The remaining steps of sample handling are not special for C. elegans and are almost exactly the same as those of ordinary tissue pieces. The plastic blocks with the embedded samples must be trimmed to allow them being accessed for later sectioning. We do this by hand with a razor blade under a dissecting microscope (Sigmond et al. 2008). Approaching must be done very carefully, because the sample is so thin that it can be easily cut off. We have to get as close as possible without actually cutting into the worm pieces. The approaching is finished in the ultramicrotome, when signs of cutting the uppermost regions of a piece appear in a section.

The quality of embedding can be checked partly, when manual trimming is being done, and partly when the first sections have been made in the ultramicrotome.
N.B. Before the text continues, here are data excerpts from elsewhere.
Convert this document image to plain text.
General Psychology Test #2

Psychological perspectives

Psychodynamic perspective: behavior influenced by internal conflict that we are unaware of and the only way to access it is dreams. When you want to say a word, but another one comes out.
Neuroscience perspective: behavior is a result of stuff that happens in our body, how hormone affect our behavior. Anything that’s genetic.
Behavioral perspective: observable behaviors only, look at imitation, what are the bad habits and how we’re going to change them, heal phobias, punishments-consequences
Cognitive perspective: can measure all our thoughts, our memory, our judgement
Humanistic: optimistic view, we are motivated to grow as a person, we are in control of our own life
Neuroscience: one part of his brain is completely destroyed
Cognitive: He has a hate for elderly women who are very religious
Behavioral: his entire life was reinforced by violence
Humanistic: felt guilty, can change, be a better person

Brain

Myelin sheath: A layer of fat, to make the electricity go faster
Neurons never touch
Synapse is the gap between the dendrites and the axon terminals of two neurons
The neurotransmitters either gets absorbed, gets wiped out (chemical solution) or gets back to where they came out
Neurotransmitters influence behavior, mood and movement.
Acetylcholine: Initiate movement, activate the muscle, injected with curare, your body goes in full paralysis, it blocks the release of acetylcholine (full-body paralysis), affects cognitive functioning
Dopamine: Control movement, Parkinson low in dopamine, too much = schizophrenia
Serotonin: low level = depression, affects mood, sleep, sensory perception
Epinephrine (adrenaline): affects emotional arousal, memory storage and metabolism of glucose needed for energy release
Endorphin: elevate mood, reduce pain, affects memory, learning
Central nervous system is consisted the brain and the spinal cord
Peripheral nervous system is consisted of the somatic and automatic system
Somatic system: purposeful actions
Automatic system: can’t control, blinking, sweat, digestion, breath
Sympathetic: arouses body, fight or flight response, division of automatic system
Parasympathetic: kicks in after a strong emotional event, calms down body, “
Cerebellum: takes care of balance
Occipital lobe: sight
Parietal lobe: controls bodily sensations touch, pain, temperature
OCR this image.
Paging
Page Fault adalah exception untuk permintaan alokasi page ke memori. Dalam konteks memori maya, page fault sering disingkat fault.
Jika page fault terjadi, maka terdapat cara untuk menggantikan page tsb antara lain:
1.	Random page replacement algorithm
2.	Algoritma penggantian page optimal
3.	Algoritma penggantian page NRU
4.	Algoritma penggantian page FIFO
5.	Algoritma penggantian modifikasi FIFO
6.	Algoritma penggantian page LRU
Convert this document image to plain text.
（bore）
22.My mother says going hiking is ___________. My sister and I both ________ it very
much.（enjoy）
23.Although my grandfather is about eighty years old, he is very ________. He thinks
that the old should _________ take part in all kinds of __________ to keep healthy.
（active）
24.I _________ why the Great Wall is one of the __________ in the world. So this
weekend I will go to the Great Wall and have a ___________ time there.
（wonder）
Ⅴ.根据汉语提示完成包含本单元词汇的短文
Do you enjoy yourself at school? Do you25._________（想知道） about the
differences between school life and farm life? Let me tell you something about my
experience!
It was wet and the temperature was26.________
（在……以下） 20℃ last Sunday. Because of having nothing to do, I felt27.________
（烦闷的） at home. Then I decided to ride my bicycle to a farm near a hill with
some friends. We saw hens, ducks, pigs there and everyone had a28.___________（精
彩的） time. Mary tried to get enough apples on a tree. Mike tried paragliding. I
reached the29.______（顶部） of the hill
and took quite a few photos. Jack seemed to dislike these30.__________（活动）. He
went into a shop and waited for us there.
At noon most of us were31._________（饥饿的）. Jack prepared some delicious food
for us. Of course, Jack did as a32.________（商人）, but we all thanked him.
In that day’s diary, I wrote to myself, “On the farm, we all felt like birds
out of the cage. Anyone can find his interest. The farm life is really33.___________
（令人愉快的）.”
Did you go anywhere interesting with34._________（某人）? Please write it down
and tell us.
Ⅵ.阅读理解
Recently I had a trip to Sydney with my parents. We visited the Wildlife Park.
Sometimes samples may appear softer than optimal, then putting them back at this stage into the 60 °C thermostat for a couple of days can improve their quality.

Sections are collected to cover five grids and stained in alkaline lead citrate solution prepared according to Reynolds (Reynolds 1963). Sometimes sections may appear to be somewhat fragile and small cracks can appear in them, especially next to the cuticule, which can only be seen in the electron microscope. In these cases, carbon coating in a vacuum evaporator can substantially stabilize the sections and make them resistent to the electron beam.